HOLLYWOOD — Sacha Baron Cohen is perhaps the unlikeliest British movie star since the plain, self-effacing and rather asexual Sir Alec Guinness. But like the brilliant knight — who happened to be half-Jewish — Baron Cohen seemingly becomes the character he plays, even to the point of declining television interviews unless he can appear as the character in his latest film. Ironically, Baron Cohen's two most famous movie characters are anti-Semitic (likewise, Guinness elicited widespread controversy for his stereotypical portrayal of Fagin in the 1948 film of "Oliver Twist").

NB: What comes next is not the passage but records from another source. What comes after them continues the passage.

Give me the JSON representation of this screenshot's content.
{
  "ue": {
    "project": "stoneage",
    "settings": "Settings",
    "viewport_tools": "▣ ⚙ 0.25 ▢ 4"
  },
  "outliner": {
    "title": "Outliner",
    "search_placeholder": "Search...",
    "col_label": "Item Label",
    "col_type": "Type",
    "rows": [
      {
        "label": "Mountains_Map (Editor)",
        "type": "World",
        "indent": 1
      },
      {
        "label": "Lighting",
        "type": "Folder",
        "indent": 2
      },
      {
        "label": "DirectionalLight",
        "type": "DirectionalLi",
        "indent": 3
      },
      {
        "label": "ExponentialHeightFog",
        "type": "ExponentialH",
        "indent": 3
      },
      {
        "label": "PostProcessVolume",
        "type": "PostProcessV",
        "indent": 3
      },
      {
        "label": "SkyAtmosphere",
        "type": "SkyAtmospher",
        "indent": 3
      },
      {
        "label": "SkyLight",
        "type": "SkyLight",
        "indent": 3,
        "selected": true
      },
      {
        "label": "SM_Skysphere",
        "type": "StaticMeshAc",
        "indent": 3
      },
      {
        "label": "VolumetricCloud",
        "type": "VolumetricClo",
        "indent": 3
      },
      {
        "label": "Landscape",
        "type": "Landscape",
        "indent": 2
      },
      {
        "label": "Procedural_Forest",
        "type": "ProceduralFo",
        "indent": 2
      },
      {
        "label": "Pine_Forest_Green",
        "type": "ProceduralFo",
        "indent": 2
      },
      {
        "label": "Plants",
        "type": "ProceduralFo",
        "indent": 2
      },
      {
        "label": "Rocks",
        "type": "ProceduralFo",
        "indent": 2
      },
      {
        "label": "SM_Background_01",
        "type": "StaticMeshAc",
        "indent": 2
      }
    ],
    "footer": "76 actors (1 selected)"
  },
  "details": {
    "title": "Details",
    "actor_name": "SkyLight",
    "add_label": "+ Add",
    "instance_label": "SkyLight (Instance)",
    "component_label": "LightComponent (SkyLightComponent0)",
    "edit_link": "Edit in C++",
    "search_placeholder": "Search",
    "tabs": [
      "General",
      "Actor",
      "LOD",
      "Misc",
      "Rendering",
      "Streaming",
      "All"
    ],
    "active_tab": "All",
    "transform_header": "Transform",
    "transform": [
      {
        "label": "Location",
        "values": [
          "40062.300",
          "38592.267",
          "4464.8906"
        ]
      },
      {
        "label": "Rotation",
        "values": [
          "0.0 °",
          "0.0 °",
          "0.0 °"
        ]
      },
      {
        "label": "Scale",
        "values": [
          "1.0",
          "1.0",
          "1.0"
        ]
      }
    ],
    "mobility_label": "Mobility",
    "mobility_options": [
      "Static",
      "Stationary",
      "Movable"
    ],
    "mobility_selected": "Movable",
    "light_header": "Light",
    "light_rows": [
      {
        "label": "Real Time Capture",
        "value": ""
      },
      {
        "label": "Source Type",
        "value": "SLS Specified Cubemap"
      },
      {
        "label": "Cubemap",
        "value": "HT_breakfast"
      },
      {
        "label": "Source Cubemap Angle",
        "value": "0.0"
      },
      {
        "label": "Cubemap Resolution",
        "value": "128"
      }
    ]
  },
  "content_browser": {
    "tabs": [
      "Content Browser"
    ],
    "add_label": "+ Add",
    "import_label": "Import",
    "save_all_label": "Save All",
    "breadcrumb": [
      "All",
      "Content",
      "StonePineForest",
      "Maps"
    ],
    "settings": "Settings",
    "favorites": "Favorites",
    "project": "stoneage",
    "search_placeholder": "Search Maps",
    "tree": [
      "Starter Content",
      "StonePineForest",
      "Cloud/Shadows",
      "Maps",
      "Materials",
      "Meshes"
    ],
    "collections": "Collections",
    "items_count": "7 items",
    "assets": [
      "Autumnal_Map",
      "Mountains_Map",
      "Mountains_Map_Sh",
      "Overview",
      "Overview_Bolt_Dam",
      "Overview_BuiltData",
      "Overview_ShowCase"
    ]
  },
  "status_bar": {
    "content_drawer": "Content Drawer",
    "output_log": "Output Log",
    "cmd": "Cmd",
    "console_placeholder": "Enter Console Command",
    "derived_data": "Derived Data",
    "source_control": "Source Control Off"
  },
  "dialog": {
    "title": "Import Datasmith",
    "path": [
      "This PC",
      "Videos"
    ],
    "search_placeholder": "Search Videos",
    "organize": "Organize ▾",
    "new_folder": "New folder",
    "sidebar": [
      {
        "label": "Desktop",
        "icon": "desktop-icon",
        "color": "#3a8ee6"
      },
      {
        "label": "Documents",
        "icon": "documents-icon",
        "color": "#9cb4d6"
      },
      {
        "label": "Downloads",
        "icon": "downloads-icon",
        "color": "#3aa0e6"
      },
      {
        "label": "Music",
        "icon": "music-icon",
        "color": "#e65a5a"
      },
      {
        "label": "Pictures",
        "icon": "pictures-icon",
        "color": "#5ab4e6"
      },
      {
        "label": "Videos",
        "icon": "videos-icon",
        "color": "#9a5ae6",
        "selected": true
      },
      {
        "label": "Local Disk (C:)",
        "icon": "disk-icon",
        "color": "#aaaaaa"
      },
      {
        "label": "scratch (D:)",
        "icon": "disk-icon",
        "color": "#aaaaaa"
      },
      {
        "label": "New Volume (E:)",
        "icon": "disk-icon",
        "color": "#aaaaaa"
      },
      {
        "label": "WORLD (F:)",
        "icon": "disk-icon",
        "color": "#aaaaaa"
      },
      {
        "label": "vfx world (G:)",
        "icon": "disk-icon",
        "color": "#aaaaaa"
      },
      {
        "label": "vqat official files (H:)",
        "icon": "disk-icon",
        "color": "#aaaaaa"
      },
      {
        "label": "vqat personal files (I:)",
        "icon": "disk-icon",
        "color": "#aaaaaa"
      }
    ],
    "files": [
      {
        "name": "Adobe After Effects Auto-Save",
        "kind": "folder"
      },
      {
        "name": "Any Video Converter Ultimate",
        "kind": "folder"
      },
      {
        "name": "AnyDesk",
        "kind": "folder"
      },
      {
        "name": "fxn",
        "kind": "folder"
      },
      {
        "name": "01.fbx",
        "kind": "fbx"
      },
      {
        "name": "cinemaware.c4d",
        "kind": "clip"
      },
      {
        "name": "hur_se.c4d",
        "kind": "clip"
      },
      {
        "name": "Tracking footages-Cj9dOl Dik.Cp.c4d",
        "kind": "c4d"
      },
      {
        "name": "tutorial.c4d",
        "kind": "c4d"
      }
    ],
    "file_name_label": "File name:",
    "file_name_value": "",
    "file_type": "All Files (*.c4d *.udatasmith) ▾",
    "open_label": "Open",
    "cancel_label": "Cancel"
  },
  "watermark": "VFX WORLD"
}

Baron Cohen, born Oct. 13, 1971, and standing 190 cm tall, is something of an enigma, even though several facts about him have leaked out over the years since he became Britain's most popular — or notorious — TV star. Although he played a semiliterate, would-be black but nonblack character named Ali G, Baron Cohen is Cambridge-educated, liberal and an observant Jew who spent time living in Israel and working on a kibbutz.

A memorable segment during his latest film, "Bruno," takes place in the Middle East and involves the clueless title character trying to make peace between an Arab and an Israeli. On location in Jerusalem as the stereotypically gay (and Austrian) fashionista, Baron Cohen's outre and abbreviated attire seemed to make fun of Orthodox apparel and incited a small band of Orthodox Jews to chase after him on the street, unaware that a film was being shot.